11.6.1 Anwendungsvoraussetzungen (§§ 1 und 5 der Verordnung)
§ 1 Für die Ermittlung des Gewinnes und des Abzugs von Vorsteuern bei Betrieben von Lebensmitteleinzel- oder Gemischtwarenhändlern, deren Inhaber hinsichtlich dieser Betriebe weder zur Buchführung verpflichtet sind noch freiwillig Bücher führen, gelten die folgenden Bestimmungen.§ 5 Die Anwendung der Pauschalierung ist nur zulässig, wenn aus einer der Abgabenbehörde vorgelegten Beilage hervorgeht, dass der Steuerpflichtige von dieser Pauschalierung Gebrauch macht. Der Steuerpflichtige hat in der Beilage die Berechnungsgrundlagen darzustellen. Ab Veranlagung 2003 entfällt diese Verpflichtung (Verordnung BGBl. II Nr. 633/2003).
Siehe dazu Rz 4259 ff.
11.6.2 Lebensmitteleinzel- und Gemischtwarenhändler (§ 2 der Verordnung)
§ 2 (1) Lebensmitteleinzel- oder Gemischtwarenhändler sind Gewerbetreibende, die einen Handel mit Waren des täglichen Bedarfs weitaus überwiegend in Form eines Kleinhandels unter folgenden Voraussetzungen ausüben:1. Andere Waren als Lebensmittel dürfen im Durchschnitt der letzten drei Wirtschaftsjahre in einem Ausmaß von höchstens 50% der gesamten Betriebseinnahmen (einschließlich Umsatzsteuer) veräußert worden sein.

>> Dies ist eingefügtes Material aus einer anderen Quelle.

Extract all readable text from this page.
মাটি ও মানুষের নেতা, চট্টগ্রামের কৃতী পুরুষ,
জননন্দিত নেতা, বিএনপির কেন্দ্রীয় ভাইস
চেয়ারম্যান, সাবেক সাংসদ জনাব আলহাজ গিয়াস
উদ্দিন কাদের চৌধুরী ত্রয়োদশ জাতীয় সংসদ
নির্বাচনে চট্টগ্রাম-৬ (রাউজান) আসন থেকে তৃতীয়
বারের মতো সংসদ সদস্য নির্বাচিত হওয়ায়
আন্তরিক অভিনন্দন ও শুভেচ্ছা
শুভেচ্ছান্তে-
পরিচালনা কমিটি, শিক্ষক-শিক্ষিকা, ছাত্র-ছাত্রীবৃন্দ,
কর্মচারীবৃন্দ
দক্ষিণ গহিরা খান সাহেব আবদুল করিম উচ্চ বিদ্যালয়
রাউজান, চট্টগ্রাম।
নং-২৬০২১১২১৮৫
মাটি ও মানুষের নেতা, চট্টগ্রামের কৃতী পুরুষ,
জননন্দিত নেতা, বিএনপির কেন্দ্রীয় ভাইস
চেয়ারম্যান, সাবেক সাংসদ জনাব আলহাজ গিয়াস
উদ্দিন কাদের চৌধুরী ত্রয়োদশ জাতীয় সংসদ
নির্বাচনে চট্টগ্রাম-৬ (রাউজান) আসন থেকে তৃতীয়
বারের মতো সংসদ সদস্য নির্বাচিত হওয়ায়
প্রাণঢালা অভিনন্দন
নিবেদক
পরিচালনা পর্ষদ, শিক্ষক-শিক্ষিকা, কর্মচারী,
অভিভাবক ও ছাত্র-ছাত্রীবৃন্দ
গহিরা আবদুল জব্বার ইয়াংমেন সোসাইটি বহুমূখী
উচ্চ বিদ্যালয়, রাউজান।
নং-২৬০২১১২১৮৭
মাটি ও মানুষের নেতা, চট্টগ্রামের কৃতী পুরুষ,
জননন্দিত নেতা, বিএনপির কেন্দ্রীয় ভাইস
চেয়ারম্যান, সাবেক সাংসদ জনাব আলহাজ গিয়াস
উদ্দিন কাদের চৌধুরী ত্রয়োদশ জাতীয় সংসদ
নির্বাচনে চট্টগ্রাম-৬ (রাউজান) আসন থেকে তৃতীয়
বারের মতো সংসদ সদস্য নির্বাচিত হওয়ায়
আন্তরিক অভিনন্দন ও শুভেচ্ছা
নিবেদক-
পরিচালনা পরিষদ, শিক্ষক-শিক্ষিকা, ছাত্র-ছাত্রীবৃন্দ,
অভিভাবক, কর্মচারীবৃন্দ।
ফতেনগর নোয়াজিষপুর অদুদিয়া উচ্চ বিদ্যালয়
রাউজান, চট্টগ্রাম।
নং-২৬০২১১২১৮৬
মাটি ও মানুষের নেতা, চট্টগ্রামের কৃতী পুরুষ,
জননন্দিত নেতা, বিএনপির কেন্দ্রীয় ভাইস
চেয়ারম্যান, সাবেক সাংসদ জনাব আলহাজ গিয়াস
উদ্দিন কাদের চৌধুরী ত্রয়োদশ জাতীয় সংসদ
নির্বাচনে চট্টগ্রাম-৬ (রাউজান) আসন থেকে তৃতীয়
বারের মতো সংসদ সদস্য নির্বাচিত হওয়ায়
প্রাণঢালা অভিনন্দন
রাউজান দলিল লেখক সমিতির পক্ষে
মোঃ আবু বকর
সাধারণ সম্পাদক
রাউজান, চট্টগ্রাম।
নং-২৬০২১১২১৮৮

2. Be- und/oder verarbeitete Lebensmittel dürfen im Durchschnitt der letzten drei Wirtschaftsjahre in einem Ausmaß von höchstens 25% der Betriebseinnahmen (einschließlich Umsatzsteuer) aus Lebensmitteln veräußert worden sein.
(2) Zu den Betrieben des Lebensmitteleinzel- oder Gemischtwarenhandels gehören keinesfalls gastronomische Betriebe.
Lebensmitteleinzelhändler oder Gemischtwarenhändler sind Gewerbetreibende, die mit Waren des täglichen Bedarfs handeln und auf die die Voraussetzungen des § 2 Abs. 1 der Verordnung zutreffen. Die Qualifikation als Lebensmitteleinzelhändler oder Gemischtwarenhändler hat auf Grundlage der Definition des § 2 Abs. 1 der Verordnung nach der allgemeinen Verkehrsauffassung zu erfolgen. Waren des täglichen Bedarfs sind Verbrauchsgegenstände, die im täglichen Leben benötigt und in kürzeren Zeitabständen regelmäßig nachbeschafft werden, wie etwa Lebensmittel, Rauchwaren, Kurzwaren, Bekleidung, Hygieneartikel, Geschirr und Ähnliches.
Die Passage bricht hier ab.